When the author writes "reluctance to rank him with, say, Schumann or Brahms," the word "say" signals that the specific names are illustrative, not the main point. The author's perspective is carried by the surrounding argument, not by the examples themselves.
How often do Author's Perspective questions appear on the GRE?
Author's Perspective questions are a core Reading Comprehension subtype and appear regularly on the GRE. You should expect to encounter them on nearly every test, typically one to three per Verbal Reasoning section. They can appear with both short and medium-length passages.
What is the difference between an Author's Perspective question and an Inference question?
An Author's Perspective question asks specifically what the author believes, agrees with, or feels about a topic. An Inference question asks what can be logically concluded from any information in the passage, regardless of whether it reflects the author's personal opinion. The key distinction is that Author's Perspective questions focus on the author's own viewpoint. However, some questions blur the line: "It can be inferred that the author would agree..." is an Author's Perspective question despite using the word "inferred."
How do I identify the author's perspective in a GRE passage?
Look for four types of signals: (1) evaluative language such as "however," "unfortunately," "importantly," or "overestimates"; (2) how the author frames other people's views — critiques reveal the author's stance; (3) tone and word choice, where even a single adjective can encode the author's position; and (4) the overall argument structure, especially the thesis statement, which is usually in the first or last sentences of the passage.
What are the most common traps in Author's Perspective questions?

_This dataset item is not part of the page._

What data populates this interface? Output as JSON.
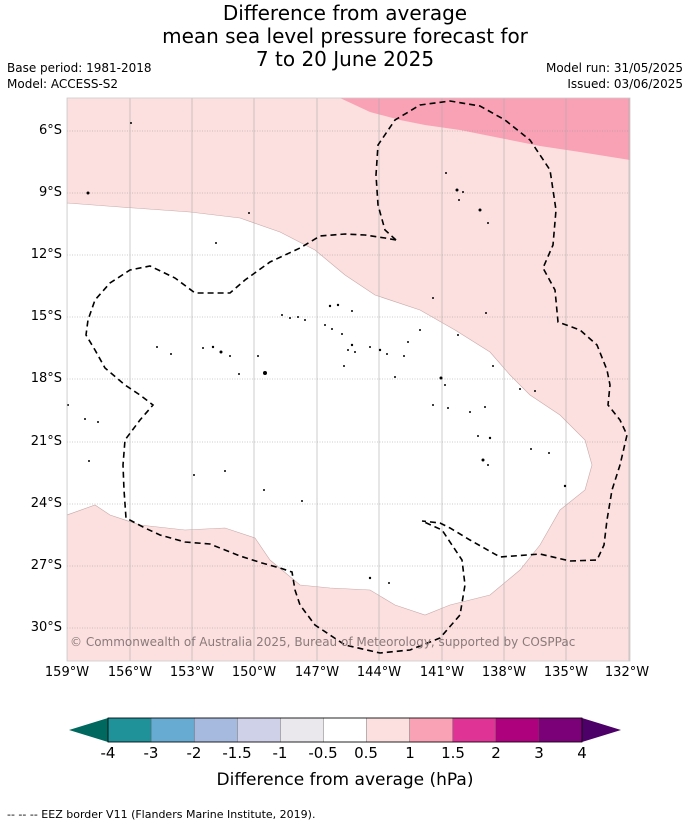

The most common trap is the wrong-speaker trap: confusing the author's view with a view the author is merely reporting or critiquing. Other frequent traps include answers with extreme language that goes beyond the author's measured position, answers that are plausible but unsupported by the passage, and half-right answers where only part of the statement aligns with the author's view.
How should I approach Select All That Apply Author's Perspective questions?
Evaluate each answer choice independently against the passage. Each choice must be separately supported by specific textual evidence of the author's perspective. Do not assume that a certain number of choices must be correct — one, two, or all three may be correct. Missing even one correct choice or selecting one incorrect choice earns zero credit on the GRE. Treat each choice as its own true/false question.